Does SR 11-7 apply to AI and LLMs?
Not anymore, at least not directly. The SR 11-7 definition of a model was broad enough to reach a large language model used to produce a number, score, classification, or decision, but SR 11-7 was rescinded and replaced in April 2026 by SR 26-2 (OCC Bulletin 2026-13). The 2026 guidance explicitly excludes generative and agentic AI from its formal scope, describing those systems as novel and rapidly evolving, and the agencies plan a request for information on banks' use of AI. So there is currently a deliberate guidance gap for LLMs. Even so, supervisors expect banks to apply model-risk principles to consequential AI: an LLM that affects a credit, fraud, surveillance, or financial-reporting decision should still have documented governance, inventory, validation or effective challenge, monitoring, and auditable evidence. The prudent posture is to apply that discipline now rather than wait for further AI-specific guidance.

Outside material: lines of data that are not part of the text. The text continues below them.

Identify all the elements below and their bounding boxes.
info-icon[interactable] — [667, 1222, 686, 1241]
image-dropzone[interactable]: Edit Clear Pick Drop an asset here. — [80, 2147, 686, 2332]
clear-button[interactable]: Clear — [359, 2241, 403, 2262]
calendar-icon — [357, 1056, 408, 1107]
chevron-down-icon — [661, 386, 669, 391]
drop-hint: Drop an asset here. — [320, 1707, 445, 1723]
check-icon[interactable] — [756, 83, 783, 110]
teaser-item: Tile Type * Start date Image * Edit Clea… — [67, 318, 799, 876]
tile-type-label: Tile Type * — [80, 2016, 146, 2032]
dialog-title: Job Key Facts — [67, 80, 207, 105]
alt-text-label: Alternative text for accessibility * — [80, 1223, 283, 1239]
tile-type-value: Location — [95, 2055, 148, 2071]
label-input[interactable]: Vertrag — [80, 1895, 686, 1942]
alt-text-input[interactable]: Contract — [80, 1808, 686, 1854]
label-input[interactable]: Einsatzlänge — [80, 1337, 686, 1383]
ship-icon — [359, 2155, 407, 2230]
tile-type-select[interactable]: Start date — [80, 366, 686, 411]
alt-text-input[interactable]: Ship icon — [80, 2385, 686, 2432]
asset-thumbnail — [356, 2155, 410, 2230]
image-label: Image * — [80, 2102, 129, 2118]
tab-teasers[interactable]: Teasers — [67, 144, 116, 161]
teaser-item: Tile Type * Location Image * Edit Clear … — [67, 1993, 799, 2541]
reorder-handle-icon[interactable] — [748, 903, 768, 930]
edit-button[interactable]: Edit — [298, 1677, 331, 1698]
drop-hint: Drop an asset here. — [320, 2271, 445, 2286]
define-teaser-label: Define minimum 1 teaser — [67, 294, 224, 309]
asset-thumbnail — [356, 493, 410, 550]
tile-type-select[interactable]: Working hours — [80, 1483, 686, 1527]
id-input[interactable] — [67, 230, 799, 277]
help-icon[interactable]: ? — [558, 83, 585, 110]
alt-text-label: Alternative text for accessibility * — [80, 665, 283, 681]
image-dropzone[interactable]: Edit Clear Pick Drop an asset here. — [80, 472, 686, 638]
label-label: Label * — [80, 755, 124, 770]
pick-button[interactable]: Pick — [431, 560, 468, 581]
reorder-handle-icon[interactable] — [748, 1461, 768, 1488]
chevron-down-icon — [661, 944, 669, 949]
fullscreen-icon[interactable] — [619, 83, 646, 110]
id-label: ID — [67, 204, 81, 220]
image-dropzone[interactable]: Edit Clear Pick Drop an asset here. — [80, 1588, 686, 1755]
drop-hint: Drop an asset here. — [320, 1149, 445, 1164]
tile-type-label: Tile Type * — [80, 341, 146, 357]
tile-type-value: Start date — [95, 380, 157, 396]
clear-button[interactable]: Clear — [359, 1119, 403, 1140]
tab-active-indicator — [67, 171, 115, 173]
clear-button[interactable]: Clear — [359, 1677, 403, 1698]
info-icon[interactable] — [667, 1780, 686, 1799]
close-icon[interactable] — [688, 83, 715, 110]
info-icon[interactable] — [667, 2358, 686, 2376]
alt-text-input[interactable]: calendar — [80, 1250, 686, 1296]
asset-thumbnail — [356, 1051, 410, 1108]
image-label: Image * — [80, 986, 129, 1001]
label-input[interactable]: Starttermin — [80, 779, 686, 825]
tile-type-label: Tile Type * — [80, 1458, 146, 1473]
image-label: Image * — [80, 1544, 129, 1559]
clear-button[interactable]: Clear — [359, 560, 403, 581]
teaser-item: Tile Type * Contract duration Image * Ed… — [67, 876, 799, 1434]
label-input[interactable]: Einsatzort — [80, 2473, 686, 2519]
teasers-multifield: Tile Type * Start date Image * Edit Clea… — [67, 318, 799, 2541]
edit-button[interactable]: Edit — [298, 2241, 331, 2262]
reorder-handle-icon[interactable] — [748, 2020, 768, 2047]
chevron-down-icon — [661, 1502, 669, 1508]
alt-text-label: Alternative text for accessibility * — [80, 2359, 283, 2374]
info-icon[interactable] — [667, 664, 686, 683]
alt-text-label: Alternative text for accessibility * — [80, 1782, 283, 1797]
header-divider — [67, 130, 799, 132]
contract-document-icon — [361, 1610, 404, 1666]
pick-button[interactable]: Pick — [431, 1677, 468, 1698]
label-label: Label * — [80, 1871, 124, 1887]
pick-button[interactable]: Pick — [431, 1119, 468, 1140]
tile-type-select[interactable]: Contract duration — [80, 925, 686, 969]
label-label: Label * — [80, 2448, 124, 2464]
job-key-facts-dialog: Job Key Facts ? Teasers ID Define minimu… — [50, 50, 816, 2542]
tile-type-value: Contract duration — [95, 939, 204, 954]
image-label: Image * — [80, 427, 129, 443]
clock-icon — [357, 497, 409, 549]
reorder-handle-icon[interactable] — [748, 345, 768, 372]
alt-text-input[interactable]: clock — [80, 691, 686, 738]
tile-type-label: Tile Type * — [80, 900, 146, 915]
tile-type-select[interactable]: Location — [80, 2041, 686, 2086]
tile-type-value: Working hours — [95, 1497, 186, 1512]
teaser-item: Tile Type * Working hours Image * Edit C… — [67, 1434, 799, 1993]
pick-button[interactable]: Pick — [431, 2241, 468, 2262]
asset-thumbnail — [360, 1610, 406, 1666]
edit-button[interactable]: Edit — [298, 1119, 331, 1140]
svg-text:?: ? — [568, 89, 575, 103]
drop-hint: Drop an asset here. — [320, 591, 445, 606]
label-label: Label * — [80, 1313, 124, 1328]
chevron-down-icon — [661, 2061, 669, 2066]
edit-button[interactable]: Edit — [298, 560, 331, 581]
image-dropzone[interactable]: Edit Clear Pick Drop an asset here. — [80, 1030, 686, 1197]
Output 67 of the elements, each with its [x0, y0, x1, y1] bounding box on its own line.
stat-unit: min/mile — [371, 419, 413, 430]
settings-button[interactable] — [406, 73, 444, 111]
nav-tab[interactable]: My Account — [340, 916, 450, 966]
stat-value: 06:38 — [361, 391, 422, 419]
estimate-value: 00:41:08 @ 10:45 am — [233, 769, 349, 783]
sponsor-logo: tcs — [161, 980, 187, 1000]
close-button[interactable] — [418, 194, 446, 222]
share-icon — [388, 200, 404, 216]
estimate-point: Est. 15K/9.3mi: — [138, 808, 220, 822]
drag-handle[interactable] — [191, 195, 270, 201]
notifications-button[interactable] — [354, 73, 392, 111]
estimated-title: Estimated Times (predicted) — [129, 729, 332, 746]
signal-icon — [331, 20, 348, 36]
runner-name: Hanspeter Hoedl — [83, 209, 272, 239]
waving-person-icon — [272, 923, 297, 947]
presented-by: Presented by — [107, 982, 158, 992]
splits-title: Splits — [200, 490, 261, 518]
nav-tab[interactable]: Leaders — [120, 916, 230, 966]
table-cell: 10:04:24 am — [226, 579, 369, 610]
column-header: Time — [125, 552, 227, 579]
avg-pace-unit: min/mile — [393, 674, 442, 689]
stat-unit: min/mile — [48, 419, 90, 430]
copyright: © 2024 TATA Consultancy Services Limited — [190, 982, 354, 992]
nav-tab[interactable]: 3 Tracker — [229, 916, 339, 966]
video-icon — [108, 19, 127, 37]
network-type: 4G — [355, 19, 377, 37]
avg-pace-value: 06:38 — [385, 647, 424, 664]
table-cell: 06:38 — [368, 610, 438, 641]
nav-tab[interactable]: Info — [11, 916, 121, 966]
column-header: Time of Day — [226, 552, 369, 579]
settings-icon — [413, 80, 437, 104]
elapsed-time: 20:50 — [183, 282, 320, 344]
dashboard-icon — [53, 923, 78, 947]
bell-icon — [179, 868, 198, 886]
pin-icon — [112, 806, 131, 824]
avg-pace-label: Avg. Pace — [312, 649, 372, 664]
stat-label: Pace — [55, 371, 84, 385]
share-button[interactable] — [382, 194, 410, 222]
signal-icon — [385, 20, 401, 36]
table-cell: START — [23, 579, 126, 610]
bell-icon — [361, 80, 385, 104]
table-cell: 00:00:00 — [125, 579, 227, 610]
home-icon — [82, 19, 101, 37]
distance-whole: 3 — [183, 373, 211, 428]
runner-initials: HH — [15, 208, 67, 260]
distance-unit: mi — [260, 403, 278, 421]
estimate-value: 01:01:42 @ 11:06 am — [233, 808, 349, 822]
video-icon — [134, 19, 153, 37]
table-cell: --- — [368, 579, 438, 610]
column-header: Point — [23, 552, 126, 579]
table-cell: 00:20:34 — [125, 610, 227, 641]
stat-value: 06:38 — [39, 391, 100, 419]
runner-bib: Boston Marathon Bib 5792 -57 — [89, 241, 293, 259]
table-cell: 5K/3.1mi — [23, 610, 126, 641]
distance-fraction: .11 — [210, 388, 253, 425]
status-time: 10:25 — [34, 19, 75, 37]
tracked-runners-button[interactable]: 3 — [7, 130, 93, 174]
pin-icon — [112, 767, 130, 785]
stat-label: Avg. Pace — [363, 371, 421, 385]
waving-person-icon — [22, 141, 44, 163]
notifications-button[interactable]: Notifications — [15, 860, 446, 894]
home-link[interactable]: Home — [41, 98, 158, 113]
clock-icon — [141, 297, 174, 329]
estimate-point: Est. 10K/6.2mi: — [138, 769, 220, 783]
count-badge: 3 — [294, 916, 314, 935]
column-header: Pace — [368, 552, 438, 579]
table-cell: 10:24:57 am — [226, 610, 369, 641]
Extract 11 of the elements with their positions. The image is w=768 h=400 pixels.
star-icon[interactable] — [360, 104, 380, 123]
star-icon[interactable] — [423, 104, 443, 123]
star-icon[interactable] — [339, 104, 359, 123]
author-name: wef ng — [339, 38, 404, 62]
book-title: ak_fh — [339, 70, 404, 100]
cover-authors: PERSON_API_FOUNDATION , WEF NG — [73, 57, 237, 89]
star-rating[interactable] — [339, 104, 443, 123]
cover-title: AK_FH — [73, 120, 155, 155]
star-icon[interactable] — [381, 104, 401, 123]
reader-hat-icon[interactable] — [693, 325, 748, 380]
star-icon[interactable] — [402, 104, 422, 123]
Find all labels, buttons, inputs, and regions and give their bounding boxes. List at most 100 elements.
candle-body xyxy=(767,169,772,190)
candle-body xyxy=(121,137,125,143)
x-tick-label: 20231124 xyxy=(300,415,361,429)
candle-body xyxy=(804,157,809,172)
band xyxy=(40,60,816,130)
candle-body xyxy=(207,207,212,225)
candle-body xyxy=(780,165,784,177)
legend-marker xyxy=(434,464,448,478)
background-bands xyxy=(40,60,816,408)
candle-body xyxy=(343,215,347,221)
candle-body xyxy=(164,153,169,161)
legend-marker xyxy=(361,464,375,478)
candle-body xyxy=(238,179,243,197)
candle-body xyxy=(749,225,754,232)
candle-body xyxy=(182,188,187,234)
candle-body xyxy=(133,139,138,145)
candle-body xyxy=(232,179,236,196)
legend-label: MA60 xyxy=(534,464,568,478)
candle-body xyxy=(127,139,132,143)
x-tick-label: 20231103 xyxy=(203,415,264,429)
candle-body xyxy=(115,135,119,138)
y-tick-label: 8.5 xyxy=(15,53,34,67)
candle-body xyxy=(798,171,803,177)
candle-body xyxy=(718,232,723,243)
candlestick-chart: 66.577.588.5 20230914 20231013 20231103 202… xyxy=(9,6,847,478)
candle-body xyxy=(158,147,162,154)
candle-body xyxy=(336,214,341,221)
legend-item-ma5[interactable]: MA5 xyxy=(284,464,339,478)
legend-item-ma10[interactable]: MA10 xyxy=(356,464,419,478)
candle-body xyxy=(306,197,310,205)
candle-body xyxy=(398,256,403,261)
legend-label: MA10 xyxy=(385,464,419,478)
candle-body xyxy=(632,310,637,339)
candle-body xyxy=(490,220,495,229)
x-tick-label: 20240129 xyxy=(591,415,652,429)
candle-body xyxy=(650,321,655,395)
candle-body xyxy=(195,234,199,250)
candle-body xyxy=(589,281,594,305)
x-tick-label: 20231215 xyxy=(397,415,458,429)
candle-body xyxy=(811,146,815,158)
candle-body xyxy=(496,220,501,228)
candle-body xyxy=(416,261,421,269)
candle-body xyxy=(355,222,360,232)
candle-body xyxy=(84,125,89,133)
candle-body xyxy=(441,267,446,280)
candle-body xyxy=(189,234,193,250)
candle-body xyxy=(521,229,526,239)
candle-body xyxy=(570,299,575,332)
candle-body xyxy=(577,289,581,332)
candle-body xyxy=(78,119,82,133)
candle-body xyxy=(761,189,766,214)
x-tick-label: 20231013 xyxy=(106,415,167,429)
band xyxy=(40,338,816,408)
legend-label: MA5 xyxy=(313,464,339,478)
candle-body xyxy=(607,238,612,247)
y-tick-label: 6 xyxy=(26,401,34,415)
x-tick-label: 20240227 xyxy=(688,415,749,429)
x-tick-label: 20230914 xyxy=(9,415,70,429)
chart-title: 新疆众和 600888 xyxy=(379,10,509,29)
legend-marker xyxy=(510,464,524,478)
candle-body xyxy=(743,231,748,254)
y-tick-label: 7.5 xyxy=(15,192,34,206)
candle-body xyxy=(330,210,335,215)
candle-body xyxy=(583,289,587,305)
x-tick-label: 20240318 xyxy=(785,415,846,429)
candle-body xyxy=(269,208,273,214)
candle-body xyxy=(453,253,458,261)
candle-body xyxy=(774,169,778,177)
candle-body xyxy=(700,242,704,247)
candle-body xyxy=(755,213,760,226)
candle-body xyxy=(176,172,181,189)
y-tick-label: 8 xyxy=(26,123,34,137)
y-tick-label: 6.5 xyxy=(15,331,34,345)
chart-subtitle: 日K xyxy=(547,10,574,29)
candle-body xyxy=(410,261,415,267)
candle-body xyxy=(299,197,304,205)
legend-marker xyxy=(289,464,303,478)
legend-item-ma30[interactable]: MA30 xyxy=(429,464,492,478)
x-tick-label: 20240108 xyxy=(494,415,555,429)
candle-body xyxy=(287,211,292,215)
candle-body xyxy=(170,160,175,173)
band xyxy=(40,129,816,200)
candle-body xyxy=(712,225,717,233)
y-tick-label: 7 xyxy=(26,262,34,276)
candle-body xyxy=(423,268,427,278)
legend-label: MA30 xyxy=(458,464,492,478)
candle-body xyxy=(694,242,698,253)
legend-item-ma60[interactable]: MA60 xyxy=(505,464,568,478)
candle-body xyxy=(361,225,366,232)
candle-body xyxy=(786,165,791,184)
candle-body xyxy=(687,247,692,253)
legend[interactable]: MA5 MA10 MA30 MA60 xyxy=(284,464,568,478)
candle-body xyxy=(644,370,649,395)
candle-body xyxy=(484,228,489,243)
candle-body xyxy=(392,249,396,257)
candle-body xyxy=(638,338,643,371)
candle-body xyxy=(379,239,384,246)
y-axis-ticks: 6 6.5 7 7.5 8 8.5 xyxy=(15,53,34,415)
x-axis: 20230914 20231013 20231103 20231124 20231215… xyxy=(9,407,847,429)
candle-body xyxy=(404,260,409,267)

What is a model inventory?
A model inventory is a complete, maintained record of every model an institution uses, including models that are vendor-supplied or embedded in other systems. SR 11-7 expected the inventory to capture each model's purpose, owner, inputs and outputs, limitations, validation status, and use, and that expectation carries forward as a core model-risk principle under the 2026 guidance. As a matter of sound practice, the inventory should also extend to consequential LLM-based tools, which are easy to overlook because they are often introduced through a product feature or a workflow rather than a formal model approval. An incomplete inventory is the most common examination finding in model risk management, because a system the institution did not record is a system it is not governing.
How do you validate a non-deterministic model?
A generative model is stochastic, so the same input can produce different outputs, which makes the reproducibility that classic validation relies on hard to achieve. Validation adapts by testing distributions of behavior rather than single answers, evaluating against benchmark sets, probing for failure modes such as hallucination and data exposure, and constraining the system so its behavior is bounded. A powerful technique is to wrap the model in deterministic controls, such as a formal policy engine that decides what data the model may see, so that the parts of the system that govern risk are reproducible and can be validated and documented even though the model itself is not.
What evidence do examiners want for AI models?
Examiners want to see that controls exist and that they operated. For an AI system that means a complete model inventory entry, development and validation documentation, evidence of ongoing monitoring, and a record, for each request, of what policy was applied, what decision was reached, and which data was allowed or withheld. The strongest form is a tamper-evident log that an examiner can verify independently. A content-free, signed, hash-chained ledger records verdict metadata, hashes, and signatures rather than customer data, so it demonstrates control without moving regulated information.